Currency Pair: Any
Forex Indicators: none required
WHAT IS THE INVERTED HAMMER AND HOW DOES IT LOOK LIKE?
The inverted hammer is a single bullish reversal candlestick pattern. Which means if the market is in a downtrend and you see the inverted hammer candlestick forms, there’s a likely chance that the market my start to reverse and head back up.
The inverted hammer is the exact opposite of the shooting star candlestick pattern. The shooting start candlestick pattern is a bearish reversal candlestick pattern.
Now, here’s what an inverted hammer candlestick pattern looks like:
Now, you have to note that the color of the inverted hammer does not matter in this case. It can be green or red, it does not matter as long as this candlestick forms in a downtrend, then that’s considered an inverted hammer.

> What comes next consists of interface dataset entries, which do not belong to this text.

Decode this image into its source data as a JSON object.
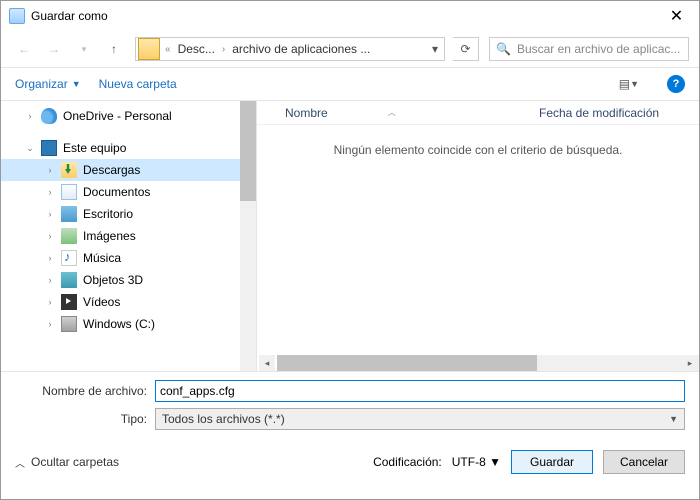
{
  "window": {
    "title": "Guardar como"
  },
  "nav": {
    "crumb1": "Desc...",
    "crumb2": "archivo de aplicaciones ...",
    "search_placeholder": "Buscar en archivo de aplicac..."
  },
  "toolbar": {
    "organize": "Organizar",
    "new_folder": "Nueva carpeta",
    "help": "?"
  },
  "tree": {
    "items": [
      {
        "label": "OneDrive - Personal",
        "icon": "onedrive",
        "indent": false,
        "expandable": true,
        "selected": false
      },
      {
        "label": "Este equipo",
        "icon": "thispc",
        "indent": false,
        "expandable": true,
        "selected": false
      },
      {
        "label": "Descargas",
        "icon": "dl",
        "indent": true,
        "expandable": true,
        "selected": true
      },
      {
        "label": "Documentos",
        "icon": "doc",
        "indent": true,
        "expandable": true,
        "selected": false
      },
      {
        "label": "Escritorio",
        "icon": "desk",
        "indent": true,
        "expandable": true,
        "selected": false
      },
      {
        "label": "Imágenes",
        "icon": "img",
        "indent": true,
        "expandable": true,
        "selected": false
      },
      {
        "label": "Música",
        "icon": "music",
        "indent": true,
        "expandable": true,
        "selected": false
      },
      {
        "label": "Objetos 3D",
        "icon": "3d",
        "indent": true,
        "expandable": true,
        "selected": false
      },
      {
        "label": "Vídeos",
        "icon": "vid",
        "indent": true,
        "expandable": true,
        "selected": false
      },
      {
        "label": "Windows (C:)",
        "icon": "drive",
        "indent": true,
        "expandable": true,
        "selected": false
      }
    ]
  },
  "list": {
    "col_name": "Nombre",
    "col_date": "Fecha de modificación",
    "empty_msg": "Ningún elemento coincide con el criterio de búsqueda."
  },
  "form": {
    "filename_label": "Nombre de archivo:",
    "filename_value": "conf_apps.cfg",
    "type_label": "Tipo:",
    "type_value": "Todos los archivos  (*.*)",
    "encoding_label": "Codificación:",
    "encoding_value": "UTF-8"
  },
  "footer": {
    "hide_folders": "Ocultar carpetas",
    "save": "Guardar",
    "cancel": "Cancelar"
  }
}
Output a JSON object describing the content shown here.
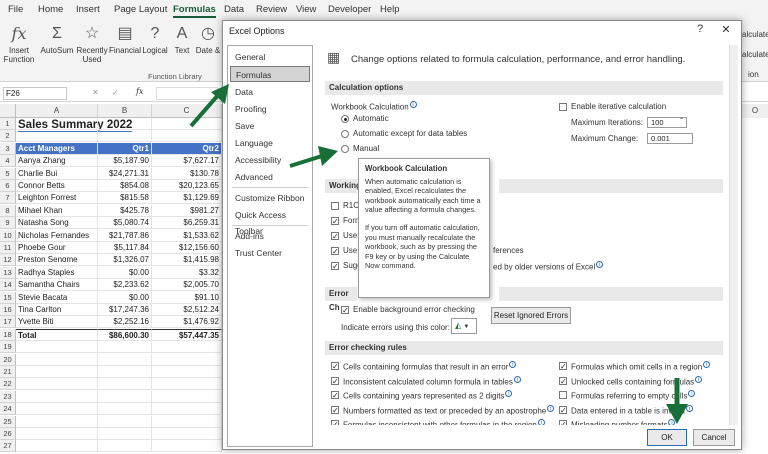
{
  "menubar": [
    "File",
    "Home",
    "Insert",
    "Page Layout",
    "Formulas",
    "Data",
    "Review",
    "View",
    "Developer",
    "Help"
  ],
  "ribbon": {
    "buttons": [
      "Insert Function",
      "AutoSum",
      "Recently Used",
      "Financial",
      "Logical",
      "Text",
      "Date &",
      "Time"
    ],
    "group": "Function Library",
    "right_labels": [
      "alculate",
      "alculate",
      "ion"
    ]
  },
  "formula_bar": {
    "namebox": "F26",
    "fx": "fx"
  },
  "sheet": {
    "col_headers": [
      "A",
      "B",
      "C"
    ],
    "title": "Sales Summary 2022",
    "table_headers": [
      "Acct Managers",
      "Qtr1",
      "Qtr2"
    ],
    "rows": [
      [
        "Aanya Zhang",
        "$5,187.90",
        "$7,627.17"
      ],
      [
        "Charlie Bui",
        "$24,271.31",
        "$130.78"
      ],
      [
        "Connor Betts",
        "$854.08",
        "$20,123.65"
      ],
      [
        "Leighton Forrest",
        "$815.58",
        "$1,129.69"
      ],
      [
        "Mihael Khan",
        "$425.78",
        "$981.27"
      ],
      [
        "Natasha Song",
        "$5,080.74",
        "$6,259.31"
      ],
      [
        "Nicholas Fernandes",
        "$21,787.86",
        "$1,533.62"
      ],
      [
        "Phoebe Gour",
        "$5,117.84",
        "$12,156.60"
      ],
      [
        "Preston Senome",
        "$1,326.07",
        "$1,415.98"
      ],
      [
        "Radhya Staples",
        "$0.00",
        "$3.32"
      ],
      [
        "Samantha Chairs",
        "$2,233.62",
        "$2,005.70"
      ],
      [
        "Stevie Bacata",
        "$0.00",
        "$91.10"
      ],
      [
        "Tina Carlton",
        "$17,247.36",
        "$2,512.24"
      ],
      [
        "Yvette Biti",
        "$2,252.16",
        "$1,476.92"
      ]
    ],
    "total": [
      "Total",
      "$86,600.30",
      "$57,447.35"
    ],
    "row_numbers": [
      "1",
      "2",
      "3",
      "4",
      "5",
      "6",
      "7",
      "8",
      "9",
      "10",
      "11",
      "12",
      "13",
      "14",
      "15",
      "16",
      "17",
      "18",
      "19",
      "20",
      "21",
      "22",
      "23",
      "24",
      "25",
      "26",
      "27"
    ],
    "right_col": "O"
  },
  "dialog": {
    "title": "Excel Options",
    "help": "?",
    "close": "✕",
    "nav": [
      "General",
      "Formulas",
      "Data",
      "Proofing",
      "Save",
      "Language",
      "Accessibility",
      "Advanced",
      "Customize Ribbon",
      "Quick Access Toolbar",
      "Add-ins",
      "Trust Center"
    ],
    "header": "Change options related to formula calculation, performance, and error handling.",
    "calc": {
      "section": "Calculation options",
      "workbook_label": "Workbook Calculation",
      "automatic": "Automatic",
      "auto_except": "Automatic except for data tables",
      "manual": "Manual",
      "iterative": "Enable iterative calculation",
      "max_iter_label": "Maximum Iterations:",
      "max_iter": "100",
      "max_change_label": "Maximum Change:",
      "max_change": "0.001"
    },
    "working": {
      "section": "Working",
      "items": [
        "R1C",
        "Form",
        "Use",
        "Use",
        "Sugg"
      ],
      "tail1": "ferences",
      "tail2": "ed by older versions of Excel"
    },
    "tooltip": {
      "title": "Workbook Calculation",
      "p1": "When automatic calculation is enabled, Excel recalculates the workbook automatically each time a value affecting a formula changes.",
      "p2": "If you turn off automatic calculation, you must manually recalculate the workbook, such as by pressing the F9 key or by using the Calculate Now command."
    },
    "errcheck": {
      "section": "Error Ch",
      "enable": "Enable background error checking",
      "indicate": "Indicate errors using this color:",
      "reset": "Reset Ignored Errors"
    },
    "rules": {
      "section": "Error checking rules",
      "left": [
        "Cells containing formulas that result in an error",
        "Inconsistent calculated column formula in tables",
        "Cells containing years represented as 2 digits",
        "Numbers formatted as text or preceded by an apostrophe",
        "Formulas inconsistent with other formulas in the region"
      ],
      "right": [
        "Formulas which omit cells in a region",
        "Unlocked cells containing formulas",
        "Formulas referring to empty cells",
        "Data entered in a table is invalid",
        "Misleading number formats"
      ]
    },
    "ok": "OK",
    "cancel": "Cancel"
  },
  "colors": {
    "accent": "#185c37",
    "table_header": "#4472c4",
    "arrow": "#187038"
  }
}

Now, here’s what an inverted hammer looks like in a market that is in a downtrend. Notice that after the inverted hammer candlestick forms, the market started and uptrend:
SHOULD YOU TRADE ALL THE INVERTED HAMMERS YOU SEE?
The short answer is: no. Do not trade all the inverted hammers you see.
Because in my opinion, the location on the chart where the inverted hammer forms is very important. So what types of location I’m talking about here? Well, I mean such locations as:
- support levels &
- fibonacci retracement levels
Those are the two main things you need to be watching to see if an inverted hammer pattern forms. I would not take a trade if it does not form in any of these two locations.
This simply means that not all inverted hammers are created equal. There’s a lot more likely chance of your trade being successful if you take if based on the two levels given above.
INVERTED HAMMER TRADING RULES
- The market must be in a downtrend
- you see an inverted hammer form
- check to see if its forming in an area of support or fibonacci retracment level
- Place a buy stop pending order 1-2 pips above the high of the inverted hammer candlestick
- Place your stop loss order 2-5 pips or more below the low of the inverted hammer candlestick
- For your take profit targets, you can aim for 3 times what your risked or if there’s a previous swing high point nearby, you can use that as your take profit target level but make sure at least that swing high point, if the profit target was to be high has a Risk:Reward of 2 or more.
Here’s an example of a buy trade setup for an inverted hammer pattern which formed on a 38.2 Fibonacci level:
Apply the same technique when you see see an inverted hammer candlestick pattern form on a support level.
ADVANTAGES OF THE INVERTED HAMMER FOREX TRADING STRATEGY
- simple price action trading system with no complicated rules
- and the inverted hammer is a very easy candlestick pattern to pick on your chart
- risk to reward of this forex strategy is really great if the trade works out as anticipated.
DISADVANTAGES OF THE INVERTED HAMMER FOREX TRADING STRATEGY
- sometimes you will notice that even after the inverted hammer forms at a support level (example), there can be 1 or 2 more candlesticks that will form before the market reverses and goes up. So what this can do is trick you into thinking that the inverted hammer buy setup is not valid anymore.
- like all forex trading strategies, not every candlestick pattern based forex trading strategies will give you 100% win rate. You’ve got to expect loses from the forex strategy as well but important thing is manage your trading risk and you’ll do fine.